Размышление XXIXО супружеском мире
Ум мой так сжился с Браком, коему сопутствовал во всех фазах его фантастической жизни, что, кажется, состарился вместе с той супружеской парой, которую я изобразил совсем юной в начале этой книги.
Мысленно пережив бури первых страстей, запечатлев в меру слабых сил главные события супружеской жизни, сразившись со множеством характеров, извлеченных из небытия, я утомился: усталый ум видит мир сквозь некую пелену. Мне кажется, что у меня катар, что я ношу зеленые очки, что руки мои трясутся и что вторую половину моего существования и моей книги я посвящу извинениям за сумасбродства первой.
Я вижу вокруг себя взрослых детей, которым не прихожусь отцом, вижу рядом с собой женщину, с которой не сочетался браком. Я, кажется, уже чувствую, как лоб мой перерезают морщины. Я стою перед очагом, пылающим как бы помимо моей воли, я живу в комнате, обставленной ветхой мебелью... С ужасом подношу я руку к сердцу и спрашиваю себя: «Неужели оно увяло?..»
Подобно старому прокурору, я безразличен к любым проявлениям чувств и верю лишь тому факту, который, как говорит лорд Байрон, подтвержден двумя надежными лжесвидетелями[370]. Ничье лицо не способно меня обмануть. Я мрачен и угрюм. Я знаю свет и не питаю иллюзий на его счет. Священнейшие из моих дружеских чувств были втоптаны в грязь. Я обмениваюсь с женой взглядами безмерной глубины; ничтожнейшая из фраз, которые мы с нею произносим, — кинжал, пронзающий насквозь всю нашу жизнь. Я ужасающе спокоен. Итак, вот она — мирная старость! Значит, то кладбище, где скоро погребут старика, погребено еще при жизни в его сердце. Он привыкает к холоду. Человек, если верить философам, умирает по частям; больше того, он почти всегда надувает смерть: разве то, что она хватает своей костлявой рукой, и есть жизнь?..

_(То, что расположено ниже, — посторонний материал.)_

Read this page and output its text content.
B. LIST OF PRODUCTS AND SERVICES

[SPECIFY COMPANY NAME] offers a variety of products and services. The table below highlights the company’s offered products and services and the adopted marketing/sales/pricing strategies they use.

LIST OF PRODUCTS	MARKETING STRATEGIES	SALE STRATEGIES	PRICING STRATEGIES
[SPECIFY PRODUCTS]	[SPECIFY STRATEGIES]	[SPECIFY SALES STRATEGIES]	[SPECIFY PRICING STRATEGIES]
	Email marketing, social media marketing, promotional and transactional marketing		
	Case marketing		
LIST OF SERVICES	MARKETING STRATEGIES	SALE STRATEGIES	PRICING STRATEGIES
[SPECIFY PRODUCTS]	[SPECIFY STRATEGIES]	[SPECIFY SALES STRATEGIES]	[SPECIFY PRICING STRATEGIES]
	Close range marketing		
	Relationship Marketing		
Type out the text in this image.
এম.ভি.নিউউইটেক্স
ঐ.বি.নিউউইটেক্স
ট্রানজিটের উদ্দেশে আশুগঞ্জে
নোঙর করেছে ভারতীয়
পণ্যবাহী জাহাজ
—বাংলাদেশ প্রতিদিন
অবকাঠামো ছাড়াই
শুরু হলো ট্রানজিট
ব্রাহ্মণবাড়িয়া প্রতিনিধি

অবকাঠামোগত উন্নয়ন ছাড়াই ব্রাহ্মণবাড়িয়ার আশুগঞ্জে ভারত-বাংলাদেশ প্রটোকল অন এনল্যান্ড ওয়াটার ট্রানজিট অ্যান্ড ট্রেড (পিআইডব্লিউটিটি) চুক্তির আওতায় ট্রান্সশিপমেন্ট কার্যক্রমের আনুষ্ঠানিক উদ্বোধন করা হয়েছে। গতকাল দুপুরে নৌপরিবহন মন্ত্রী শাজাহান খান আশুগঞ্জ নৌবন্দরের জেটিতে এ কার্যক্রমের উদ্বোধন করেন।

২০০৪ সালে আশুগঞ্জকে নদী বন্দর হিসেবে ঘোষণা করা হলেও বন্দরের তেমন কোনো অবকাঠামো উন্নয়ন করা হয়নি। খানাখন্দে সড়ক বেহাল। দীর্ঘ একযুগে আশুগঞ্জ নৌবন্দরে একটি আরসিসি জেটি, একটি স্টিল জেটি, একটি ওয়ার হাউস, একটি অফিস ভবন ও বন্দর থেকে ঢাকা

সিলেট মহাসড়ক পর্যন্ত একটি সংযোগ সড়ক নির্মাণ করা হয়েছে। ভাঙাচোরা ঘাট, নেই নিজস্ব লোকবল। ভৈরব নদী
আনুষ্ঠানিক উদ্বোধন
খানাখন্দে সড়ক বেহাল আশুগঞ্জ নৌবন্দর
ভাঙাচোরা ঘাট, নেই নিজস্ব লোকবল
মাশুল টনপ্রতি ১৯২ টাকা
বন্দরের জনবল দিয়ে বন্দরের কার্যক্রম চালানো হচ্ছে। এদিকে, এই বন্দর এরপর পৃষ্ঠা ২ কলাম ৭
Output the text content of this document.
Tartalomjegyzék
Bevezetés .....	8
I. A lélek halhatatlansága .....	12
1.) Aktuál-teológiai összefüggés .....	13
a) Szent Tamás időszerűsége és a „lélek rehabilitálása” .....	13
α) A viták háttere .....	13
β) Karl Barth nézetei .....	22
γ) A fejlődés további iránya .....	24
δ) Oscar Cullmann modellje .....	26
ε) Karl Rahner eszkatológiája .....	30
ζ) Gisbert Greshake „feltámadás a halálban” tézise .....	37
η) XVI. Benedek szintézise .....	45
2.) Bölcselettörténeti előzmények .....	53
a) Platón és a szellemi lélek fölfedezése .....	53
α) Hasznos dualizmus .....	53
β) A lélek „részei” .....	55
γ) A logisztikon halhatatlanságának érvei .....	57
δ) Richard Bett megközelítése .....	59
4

Ах! умереть, пока ты еще юн и трепетен!.. Удел, достойный зависти! Разве не значит это, как сказал пленительный поэт, «унести с собою все иллюзии, сойти в могилу, подобно восточному царю, вместе с драгоценными каменьями и сокровищами, вместе со всем нажитым добром?» Сколько же благодарностей должны мы принести кроткому и благодетельному духу, которым дышит каждая из земных вещей! Ведь заботливость, с какою природа избавляет нас постепенно от всех наших одежд, раздевает нашу душу, ослабляет наш слух, зрение, осязание, замедляет ток нашей крови и притупляет наши ощущения, дабы смерть сделалась нам так же безразлична, как и жизнь, — эта материнская заботливость, с какою она печется о нашей бренной оболочке, распространяется также и на чувства и на то двойственное существование, что является плодом супружеской любви. Вначале природа высылает к нам Доверчивость, которая, протягивая руку и открывая нам свое сердце, говорит: «Смотри: я твоя навеки...» Следом за Доверчивостью шествует Вялость; выступая медленно и томно, она отворачивает в сторону белокурую головку, чтобы всласть зевнуть, словно юная вдова, принужденная выслушивать рассуждения министра о причитающейся ей пенсии. Затем приходит черед Безучастности: она растягивается на диване, даже не потрудившись опустить платье, подол которого Желание некогда поднимало так целомудренно и так страстно. Она бросает на брачное ложе взгляд, не выражающий ни целомудрия, ни бесстыдства; если ей чего и хочется, так только незрелых плодов, которые раздразнили бы ее пресыщенный вкус. Наконец, является философическая Опытность: с видом озабоченным и пренебрежительным она указует перстом не на причины, но на результаты, не на бурное сражение, но на безмятежный триумф. Она взыскивает недоимки с фермеров и подсчитывает сумму дочернего приданого. Она сообщает всему форму сугубо материальную. По мановению ее волшебной палочки жизнь уплотняется и застывает: прежде все было текуче, теперь все каменеет. Отныне наслаждению уже не остается места в наших сердцах; приговор ему произнесен: оно не более чем ощущение, мимолетный порыв, душа же нынче стремится к чему-то положительному; постоянно одно лишь счастье, источник которого — абсолютный покой, правильное чередование трапез и сна, а также исправная работа отяжелевших органов.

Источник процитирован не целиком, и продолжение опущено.